Based on the practice of defendant 1 to order various documents, including supplier accounts, which are false and do not reflect a real reality, it can be determined, in circumstance, that the supplier's account of the Manhattan company of New York, which is by all accounts false and forged, was also prepared by defendant 1 or by anyone on his behalf.
In order to release the goods, Yehoshua Shlosh received all the documents from Defendant 1, as is clearly evident from the conversation that took place between Shlosh and Defendant 3. Although the words are not specifically directed at the events described in Charge No. 3, it is possible to conclude from that conversation, with respect to all Charges 3-7, regarding the involvement and activity of Defendant 1.
The goods were eventually released by means of the forged documents, i.e., the bill of lading bearing the forged bank stamp, and the false sales account, without any consideration being paid to the supplier.
Regarding the non-payment to the supplier, the defense argued that no evidence was presented that the supplier did not receive the consideration for the goods sent by him.
I reject this argument outright, since there is no dispute that the original documents, which were sent to the Arab Bank, were not redeemed by any person, and therefore, were not given to one party or another, but remained in the possession of the Arab Bank.

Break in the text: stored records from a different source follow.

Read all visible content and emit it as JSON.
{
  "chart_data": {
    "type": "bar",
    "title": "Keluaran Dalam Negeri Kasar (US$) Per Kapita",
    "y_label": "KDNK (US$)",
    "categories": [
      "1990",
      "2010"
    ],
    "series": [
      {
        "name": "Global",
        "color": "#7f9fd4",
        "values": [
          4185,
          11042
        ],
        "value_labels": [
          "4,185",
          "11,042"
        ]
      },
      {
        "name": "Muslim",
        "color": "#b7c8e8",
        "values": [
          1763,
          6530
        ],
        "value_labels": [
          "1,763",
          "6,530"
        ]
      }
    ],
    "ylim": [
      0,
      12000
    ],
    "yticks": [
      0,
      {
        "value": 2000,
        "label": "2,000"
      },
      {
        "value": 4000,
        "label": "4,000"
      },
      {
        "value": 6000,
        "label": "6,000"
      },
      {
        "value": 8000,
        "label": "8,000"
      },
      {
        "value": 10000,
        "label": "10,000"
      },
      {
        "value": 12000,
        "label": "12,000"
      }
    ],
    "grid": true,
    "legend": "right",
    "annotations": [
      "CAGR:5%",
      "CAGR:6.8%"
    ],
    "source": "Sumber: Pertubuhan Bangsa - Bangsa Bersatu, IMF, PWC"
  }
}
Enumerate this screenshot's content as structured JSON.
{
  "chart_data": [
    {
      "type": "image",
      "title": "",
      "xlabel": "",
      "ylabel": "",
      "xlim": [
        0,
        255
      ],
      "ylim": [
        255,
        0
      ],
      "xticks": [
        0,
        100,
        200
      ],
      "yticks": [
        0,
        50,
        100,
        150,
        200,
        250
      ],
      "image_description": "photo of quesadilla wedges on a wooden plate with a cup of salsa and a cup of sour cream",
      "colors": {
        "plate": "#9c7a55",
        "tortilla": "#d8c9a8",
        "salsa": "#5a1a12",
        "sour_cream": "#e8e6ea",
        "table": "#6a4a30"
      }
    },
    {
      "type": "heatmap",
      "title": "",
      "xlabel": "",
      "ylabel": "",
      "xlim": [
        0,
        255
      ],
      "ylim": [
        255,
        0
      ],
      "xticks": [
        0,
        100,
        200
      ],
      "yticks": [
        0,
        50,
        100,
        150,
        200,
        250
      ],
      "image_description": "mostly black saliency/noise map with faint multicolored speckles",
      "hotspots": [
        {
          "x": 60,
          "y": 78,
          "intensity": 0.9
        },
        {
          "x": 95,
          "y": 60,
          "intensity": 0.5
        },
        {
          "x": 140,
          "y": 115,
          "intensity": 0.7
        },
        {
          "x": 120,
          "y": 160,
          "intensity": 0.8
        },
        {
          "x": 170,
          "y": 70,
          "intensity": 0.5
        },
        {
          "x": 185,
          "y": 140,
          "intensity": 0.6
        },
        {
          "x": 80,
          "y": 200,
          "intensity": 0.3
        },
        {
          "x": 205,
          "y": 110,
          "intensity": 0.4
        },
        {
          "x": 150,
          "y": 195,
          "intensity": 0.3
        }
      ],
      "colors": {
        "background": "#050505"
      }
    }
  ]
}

Therefore, it is easy to assume, as a matter of logic and common sense, that no consideration was paid to the supplier, and in this regard, I do not need a fax sent from Hong Kong to the freight forwarder's agent in Israel, Orion, from which it emerges that the goods should not be released due to the suspicion that a forged bank transfer was prepared, and that the goods should be returned to Hong Kong (P/20). In my opinion, even in the absence of this evidence, it is possible to conclude circumstantially, and by applying common sense, that the goods were spent fraudulently, without being paid for them, in whole or even in part.